お世話になります。中学受験科責任者の櫻田です。

東洋英和女学院中学部・高等部
学校説明会レポート

今回は、港区六本木にある女子校「東洋英和女学院中学部・高等部」の学校説明会に参加してまいりました。

ご説明いただいたのは、入試広報主任の飯川厚先生です。

学校の基本情報

東洋英和女学院は、プロテスタント系のミッションスクールです。

1学年の定員は200名で、1クラス40名×5クラス編成となっています。

そのうち、中学校からの入学者が120名、小学校からの内部進学者が80名です。

中学1年生では、どのクラスも「中学入学者:内部進学者=3:2」となるようにクラス編成が行われています。

  • 登校時刻:8時
  • 下校時刻:夏期17時30分、冬期17時
  • 昼食:基本的にはお弁当
  • 売店で軽食やお菓子類の購入が可能
  • 午前9時30分までWebで仕出し弁当の注文が可能
  • 週5日制・2学期制

登校時刻は8時と比較的早く、下校時刻は夏期17時30分、冬期17時となっています。

昼食は基本的にお弁当持参ですが、売店で軽食やお菓子を購入することもできます。

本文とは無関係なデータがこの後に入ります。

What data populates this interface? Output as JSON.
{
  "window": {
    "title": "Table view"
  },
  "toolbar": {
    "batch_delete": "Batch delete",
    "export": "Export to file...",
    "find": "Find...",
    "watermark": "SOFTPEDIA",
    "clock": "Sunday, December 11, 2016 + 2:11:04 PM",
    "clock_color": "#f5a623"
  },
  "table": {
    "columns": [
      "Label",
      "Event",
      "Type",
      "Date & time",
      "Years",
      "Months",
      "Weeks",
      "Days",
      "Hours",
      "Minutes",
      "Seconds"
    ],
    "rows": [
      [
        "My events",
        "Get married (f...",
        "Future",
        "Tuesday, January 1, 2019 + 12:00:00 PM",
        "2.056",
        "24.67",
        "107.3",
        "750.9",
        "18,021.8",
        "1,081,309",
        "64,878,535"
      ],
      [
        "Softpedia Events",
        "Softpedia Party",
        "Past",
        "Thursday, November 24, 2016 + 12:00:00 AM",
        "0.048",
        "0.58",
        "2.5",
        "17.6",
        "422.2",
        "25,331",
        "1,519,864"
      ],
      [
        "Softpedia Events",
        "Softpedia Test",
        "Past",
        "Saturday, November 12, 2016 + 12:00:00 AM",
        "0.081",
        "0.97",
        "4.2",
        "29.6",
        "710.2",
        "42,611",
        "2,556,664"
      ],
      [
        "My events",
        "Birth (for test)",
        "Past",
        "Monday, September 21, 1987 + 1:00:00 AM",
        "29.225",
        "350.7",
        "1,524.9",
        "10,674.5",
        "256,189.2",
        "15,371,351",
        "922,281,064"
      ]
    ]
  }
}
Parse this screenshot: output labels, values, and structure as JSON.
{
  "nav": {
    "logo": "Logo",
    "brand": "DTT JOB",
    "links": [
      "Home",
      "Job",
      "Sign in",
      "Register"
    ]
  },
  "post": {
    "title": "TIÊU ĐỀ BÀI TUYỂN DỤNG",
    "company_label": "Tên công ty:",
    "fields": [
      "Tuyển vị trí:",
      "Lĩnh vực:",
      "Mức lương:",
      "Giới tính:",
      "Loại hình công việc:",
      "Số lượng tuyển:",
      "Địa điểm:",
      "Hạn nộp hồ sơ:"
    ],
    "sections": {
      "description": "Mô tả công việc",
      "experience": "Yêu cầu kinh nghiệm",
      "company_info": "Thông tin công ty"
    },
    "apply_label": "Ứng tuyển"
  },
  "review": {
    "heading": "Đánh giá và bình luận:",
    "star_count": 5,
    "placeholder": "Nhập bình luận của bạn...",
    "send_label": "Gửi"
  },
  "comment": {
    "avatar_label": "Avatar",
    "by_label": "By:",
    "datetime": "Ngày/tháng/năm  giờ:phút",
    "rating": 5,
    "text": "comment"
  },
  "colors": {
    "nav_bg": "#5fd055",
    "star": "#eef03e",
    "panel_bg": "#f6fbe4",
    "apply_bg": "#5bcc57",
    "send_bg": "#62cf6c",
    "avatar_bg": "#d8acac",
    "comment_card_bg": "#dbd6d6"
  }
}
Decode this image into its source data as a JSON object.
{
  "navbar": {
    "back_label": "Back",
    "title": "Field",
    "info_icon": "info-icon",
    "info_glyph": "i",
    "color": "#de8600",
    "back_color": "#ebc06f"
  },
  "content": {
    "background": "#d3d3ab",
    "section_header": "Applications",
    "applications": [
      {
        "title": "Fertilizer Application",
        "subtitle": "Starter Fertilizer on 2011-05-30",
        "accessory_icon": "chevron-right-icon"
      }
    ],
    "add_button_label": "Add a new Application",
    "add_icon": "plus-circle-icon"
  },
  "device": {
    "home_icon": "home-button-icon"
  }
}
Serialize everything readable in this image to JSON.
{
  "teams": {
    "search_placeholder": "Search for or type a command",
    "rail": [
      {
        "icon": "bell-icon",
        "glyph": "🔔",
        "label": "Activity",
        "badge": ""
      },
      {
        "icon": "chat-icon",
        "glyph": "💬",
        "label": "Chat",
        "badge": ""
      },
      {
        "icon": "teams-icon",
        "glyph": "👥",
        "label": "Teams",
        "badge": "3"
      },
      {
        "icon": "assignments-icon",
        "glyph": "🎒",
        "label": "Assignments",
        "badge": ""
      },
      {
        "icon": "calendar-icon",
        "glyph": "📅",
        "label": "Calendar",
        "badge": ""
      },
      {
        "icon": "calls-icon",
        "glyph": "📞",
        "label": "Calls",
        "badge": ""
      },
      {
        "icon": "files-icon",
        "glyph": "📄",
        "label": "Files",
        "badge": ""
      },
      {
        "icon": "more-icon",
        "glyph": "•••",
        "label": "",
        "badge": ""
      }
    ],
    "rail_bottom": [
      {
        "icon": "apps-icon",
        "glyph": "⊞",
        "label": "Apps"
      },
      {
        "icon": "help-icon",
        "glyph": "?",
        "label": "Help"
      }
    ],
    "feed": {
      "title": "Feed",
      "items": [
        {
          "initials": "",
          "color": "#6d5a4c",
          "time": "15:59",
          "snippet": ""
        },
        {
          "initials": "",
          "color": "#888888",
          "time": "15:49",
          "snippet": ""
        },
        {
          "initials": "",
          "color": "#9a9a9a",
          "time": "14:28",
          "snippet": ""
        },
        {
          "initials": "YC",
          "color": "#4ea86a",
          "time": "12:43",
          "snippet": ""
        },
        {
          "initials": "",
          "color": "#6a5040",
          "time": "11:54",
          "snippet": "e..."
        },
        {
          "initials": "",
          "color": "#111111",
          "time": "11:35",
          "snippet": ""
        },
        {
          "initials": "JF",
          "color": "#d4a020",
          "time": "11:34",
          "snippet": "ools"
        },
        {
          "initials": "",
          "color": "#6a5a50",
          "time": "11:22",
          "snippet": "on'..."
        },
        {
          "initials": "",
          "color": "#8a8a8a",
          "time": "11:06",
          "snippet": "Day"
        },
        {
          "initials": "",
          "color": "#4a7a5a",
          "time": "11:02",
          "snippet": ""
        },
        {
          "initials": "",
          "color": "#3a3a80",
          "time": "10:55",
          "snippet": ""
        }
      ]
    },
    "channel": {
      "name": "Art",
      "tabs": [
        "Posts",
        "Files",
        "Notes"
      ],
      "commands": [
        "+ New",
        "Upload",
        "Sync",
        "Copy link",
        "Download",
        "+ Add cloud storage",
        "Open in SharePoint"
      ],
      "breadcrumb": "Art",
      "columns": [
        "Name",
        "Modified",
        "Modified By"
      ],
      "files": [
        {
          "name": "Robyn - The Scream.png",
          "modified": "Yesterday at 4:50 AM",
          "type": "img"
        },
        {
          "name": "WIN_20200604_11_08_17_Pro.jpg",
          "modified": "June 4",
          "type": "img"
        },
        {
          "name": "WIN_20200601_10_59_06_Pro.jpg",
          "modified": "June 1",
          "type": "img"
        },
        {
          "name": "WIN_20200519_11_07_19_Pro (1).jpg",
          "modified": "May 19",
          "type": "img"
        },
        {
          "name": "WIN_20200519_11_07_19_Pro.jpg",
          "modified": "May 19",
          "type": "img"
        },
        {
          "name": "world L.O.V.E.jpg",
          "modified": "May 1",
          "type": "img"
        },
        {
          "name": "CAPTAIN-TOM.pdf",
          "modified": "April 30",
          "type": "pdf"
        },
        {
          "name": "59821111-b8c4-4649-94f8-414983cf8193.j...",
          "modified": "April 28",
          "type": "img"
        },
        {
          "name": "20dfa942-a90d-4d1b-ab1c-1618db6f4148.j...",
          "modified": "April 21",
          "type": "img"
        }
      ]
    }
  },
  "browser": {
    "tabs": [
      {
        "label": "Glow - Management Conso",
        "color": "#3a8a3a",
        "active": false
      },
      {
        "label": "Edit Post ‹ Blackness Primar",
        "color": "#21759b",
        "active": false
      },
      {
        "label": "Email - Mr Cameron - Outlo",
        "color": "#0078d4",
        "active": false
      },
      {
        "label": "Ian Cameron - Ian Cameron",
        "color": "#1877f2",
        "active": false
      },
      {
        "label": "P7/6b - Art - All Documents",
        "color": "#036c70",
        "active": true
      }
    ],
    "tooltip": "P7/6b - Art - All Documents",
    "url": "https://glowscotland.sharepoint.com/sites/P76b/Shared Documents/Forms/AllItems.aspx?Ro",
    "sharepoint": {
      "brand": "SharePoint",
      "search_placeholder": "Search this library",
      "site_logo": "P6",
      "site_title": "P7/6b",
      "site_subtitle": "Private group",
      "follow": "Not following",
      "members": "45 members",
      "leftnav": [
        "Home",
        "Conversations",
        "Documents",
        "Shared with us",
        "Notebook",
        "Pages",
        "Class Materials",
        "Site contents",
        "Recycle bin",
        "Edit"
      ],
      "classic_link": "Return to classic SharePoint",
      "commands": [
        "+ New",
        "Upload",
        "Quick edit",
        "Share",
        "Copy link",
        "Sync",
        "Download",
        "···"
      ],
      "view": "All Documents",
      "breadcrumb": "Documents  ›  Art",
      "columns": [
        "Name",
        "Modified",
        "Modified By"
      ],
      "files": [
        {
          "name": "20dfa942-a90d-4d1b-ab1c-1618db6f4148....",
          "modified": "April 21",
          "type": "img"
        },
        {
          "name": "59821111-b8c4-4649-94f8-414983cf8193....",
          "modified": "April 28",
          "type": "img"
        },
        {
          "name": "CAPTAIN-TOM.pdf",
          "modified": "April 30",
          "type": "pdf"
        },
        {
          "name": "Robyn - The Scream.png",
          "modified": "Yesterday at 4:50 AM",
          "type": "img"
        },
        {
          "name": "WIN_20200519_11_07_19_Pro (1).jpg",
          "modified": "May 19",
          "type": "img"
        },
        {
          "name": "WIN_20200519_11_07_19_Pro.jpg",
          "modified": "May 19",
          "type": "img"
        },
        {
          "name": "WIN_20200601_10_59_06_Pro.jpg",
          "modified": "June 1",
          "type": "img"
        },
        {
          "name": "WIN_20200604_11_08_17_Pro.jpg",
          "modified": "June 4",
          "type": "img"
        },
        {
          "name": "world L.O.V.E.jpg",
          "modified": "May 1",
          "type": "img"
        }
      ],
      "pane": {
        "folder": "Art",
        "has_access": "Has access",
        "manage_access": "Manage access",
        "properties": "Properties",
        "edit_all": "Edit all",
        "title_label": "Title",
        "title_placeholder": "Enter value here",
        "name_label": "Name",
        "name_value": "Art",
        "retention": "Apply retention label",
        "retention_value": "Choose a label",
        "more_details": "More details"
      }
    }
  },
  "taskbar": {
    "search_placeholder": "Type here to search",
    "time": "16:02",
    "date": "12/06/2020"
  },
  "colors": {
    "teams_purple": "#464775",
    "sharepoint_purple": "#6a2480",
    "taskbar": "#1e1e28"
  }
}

また、午前9時30分までであればWebから仕出し弁当を注文することも可能です。

学校は週5日制・2学期制を採用しています。

土曜日に授業はありませんが、クラブ活動は行われています。

これは「日曜日は教会へ行きましょう」という学校の考え方も背景にあるそうです。

東洋英和女学院の歴史と教育理念

東洋英和女学院は、カナダ・メソジスト教会婦人ミッションのマーサ・J・カートメル氏によって設立されました。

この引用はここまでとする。